Abstract

The effects of chlordiazepoxide (CDP) on feeding performance and on rearing activity were investigated using a food preference test in three Roman strains: Roman Low Avoidance (RLA), Roman Control Avoidance (RCA), and Roman High Avoidance (RHA). The aims of the study were to assess the responses of the three strains to a free choice of familiar and novel foods following a period of food deprivation, and to answer the important psychopharmacogenetic question of whether or not the strains would display differential responsivity to CDP challenges. No strain differences were discovered in relation to the latency to begin feeding, the response to familiar food, or the frequency of rearing in the 10 min food preference test. However, clear differences did emerge in relation to the animals' responses to novel foods. In contrast to the RCA and RHA lines, RLA rats sampled a greater variety of the available foodstuffs, and devoted a greater duration to the consumption of novel foods. Despite previous reports that under conditions of mild stress, RLA animals display greater emotionality, there was no evidence from the present study to show that RLA animals were more neophobic (a possible index of emotionality) than the other two Roman lines. Indeed, the evidence clearly suggests that RLA animals may under certain circumstances pay greater attention to novel cues. CDP treatments produced reductions in rearing, reductions in eating latency, and strongly potentiated the time devoted to feeding.

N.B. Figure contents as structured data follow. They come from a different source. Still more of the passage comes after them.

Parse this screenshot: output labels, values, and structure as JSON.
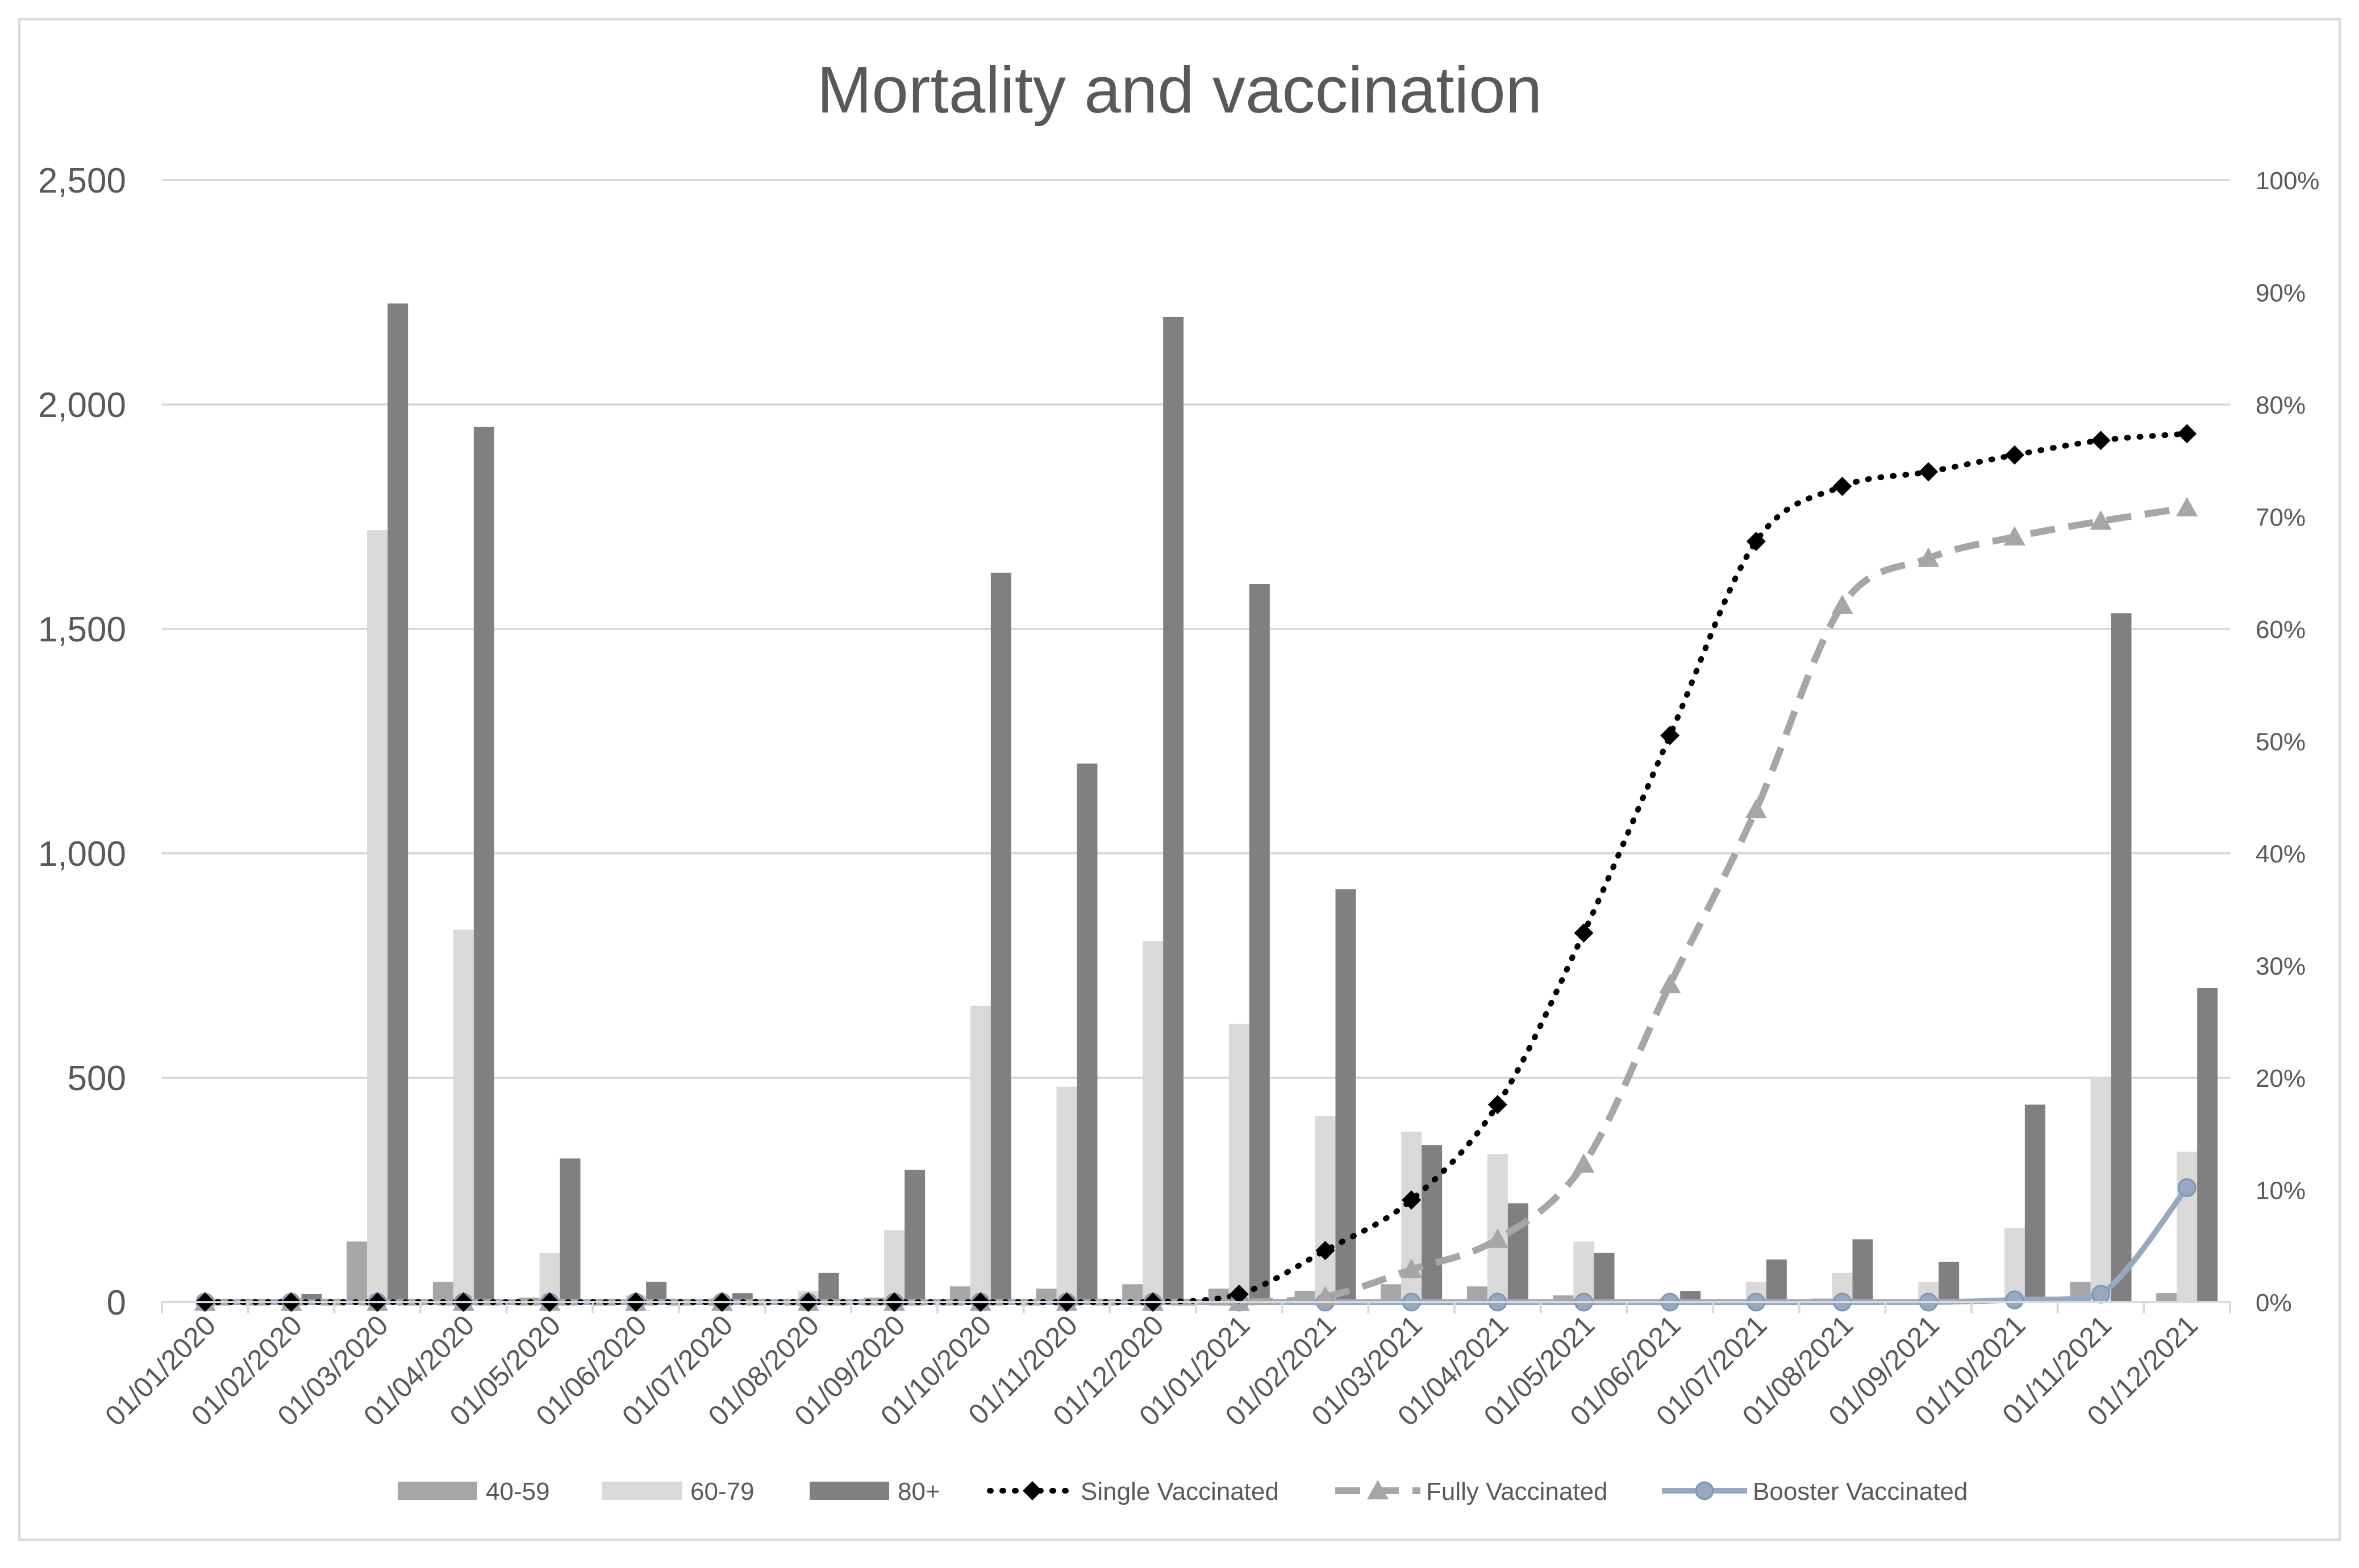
{
  "chart_data": {
    "type": "bar",
    "title": "Mortality and vaccination",
    "xlabel": "",
    "ylabel": "",
    "ylim": [
      0,
      2500
    ],
    "y_ticks": [
      0,
      500,
      1000,
      1500,
      2000,
      2500
    ],
    "y_tick_labels": [
      "0",
      "500",
      "1,000",
      "1,500",
      "2,000",
      "2,500"
    ],
    "y2lim": [
      0,
      100
    ],
    "y2_ticks": [
      0,
      10,
      20,
      30,
      40,
      50,
      60,
      70,
      80,
      90,
      100
    ],
    "y2_tick_labels": [
      "0%",
      "10%",
      "20%",
      "30%",
      "40%",
      "50%",
      "60%",
      "70%",
      "80%",
      "90%",
      "100%"
    ],
    "grid": true,
    "legend_position": "bottom",
    "categories": [
      "01/01/2020",
      "01/02/2020",
      "01/03/2020",
      "01/04/2020",
      "01/05/2020",
      "01/06/2020",
      "01/07/2020",
      "01/08/2020",
      "01/09/2020",
      "01/10/2020",
      "01/11/2020",
      "01/12/2020",
      "01/01/2021",
      "01/02/2021",
      "01/03/2021",
      "01/04/2021",
      "01/05/2021",
      "01/06/2021",
      "01/07/2021",
      "01/08/2021",
      "01/09/2021",
      "01/10/2021",
      "01/11/2021",
      "01/12/2021"
    ],
    "bar_series": [
      {
        "name": "40-59",
        "color": "#a6a6a6",
        "values": [
          1,
          3,
          135,
          45,
          10,
          3,
          2,
          3,
          10,
          35,
          30,
          40,
          30,
          25,
          40,
          35,
          15,
          3,
          5,
          8,
          5,
          8,
          45,
          20
        ]
      },
      {
        "name": "60-79",
        "color": "#d9d9d9",
        "values": [
          2,
          10,
          1720,
          830,
          110,
          15,
          10,
          25,
          160,
          660,
          480,
          805,
          620,
          415,
          380,
          330,
          135,
          10,
          45,
          65,
          45,
          165,
          500,
          335
        ]
      },
      {
        "name": "80+",
        "color": "#808080",
        "values": [
          3,
          18,
          2225,
          1950,
          320,
          45,
          20,
          65,
          295,
          1625,
          1200,
          2195,
          1600,
          920,
          350,
          220,
          110,
          25,
          95,
          140,
          90,
          440,
          1535,
          700
        ]
      }
    ],
    "line_series": [
      {
        "name": "Single Vaccinated",
        "color": "#000000",
        "style": "dotted",
        "marker": "diamond",
        "axis": "right",
        "values": [
          0,
          0,
          0,
          0,
          0,
          0,
          0,
          0,
          0,
          0,
          0,
          0,
          0.7,
          4.6,
          9.1,
          17.6,
          32.9,
          50.5,
          67.8,
          72.7,
          74.0,
          75.5,
          76.8,
          77.4
        ]
      },
      {
        "name": "Fully Vaccinated",
        "color": "#a6a6a6",
        "style": "dashed",
        "marker": "triangle",
        "axis": "right",
        "values": [
          0,
          0,
          0,
          0,
          0,
          0,
          0,
          0,
          0,
          0,
          0,
          0,
          0,
          0.5,
          2.9,
          5.6,
          12.3,
          28.3,
          43.9,
          62.1,
          66.3,
          68.2,
          69.6,
          70.8
        ]
      },
      {
        "name": "Booster Vaccinated",
        "color": "#97a9c1",
        "style": "solid",
        "marker": "circle",
        "axis": "right",
        "values": [
          0,
          0,
          0,
          0,
          0,
          0,
          0,
          0,
          0,
          0,
          0,
          0,
          0,
          0,
          0,
          0,
          0,
          0,
          0,
          0,
          0,
          0.2,
          0.7,
          10.2
        ]
      }
    ]
  }
}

Effects of CDP treatments on familiar and novel foods were dissociable. CDP at 10 mg/kg reliably increased the novel food feeding duration, an effect occurring mainly within the first 5 min of the test. CDP at 5 and 10 mg/kg reliably increased familiar food feeding duration, but this effect was in evidence for both halves of the test. Despite the multiple significant effects of CDP treatments in the food preference test, as well as the capacity of the test to demonstrate selective behavioral differences between the Roman lines, no evidence emerged for a significant interaction between strains and CDP treatments. So far as the behaviors measured in the food preference test were concerned, there was no differential sensitivity separating the Roman strains in response to CDP treatments.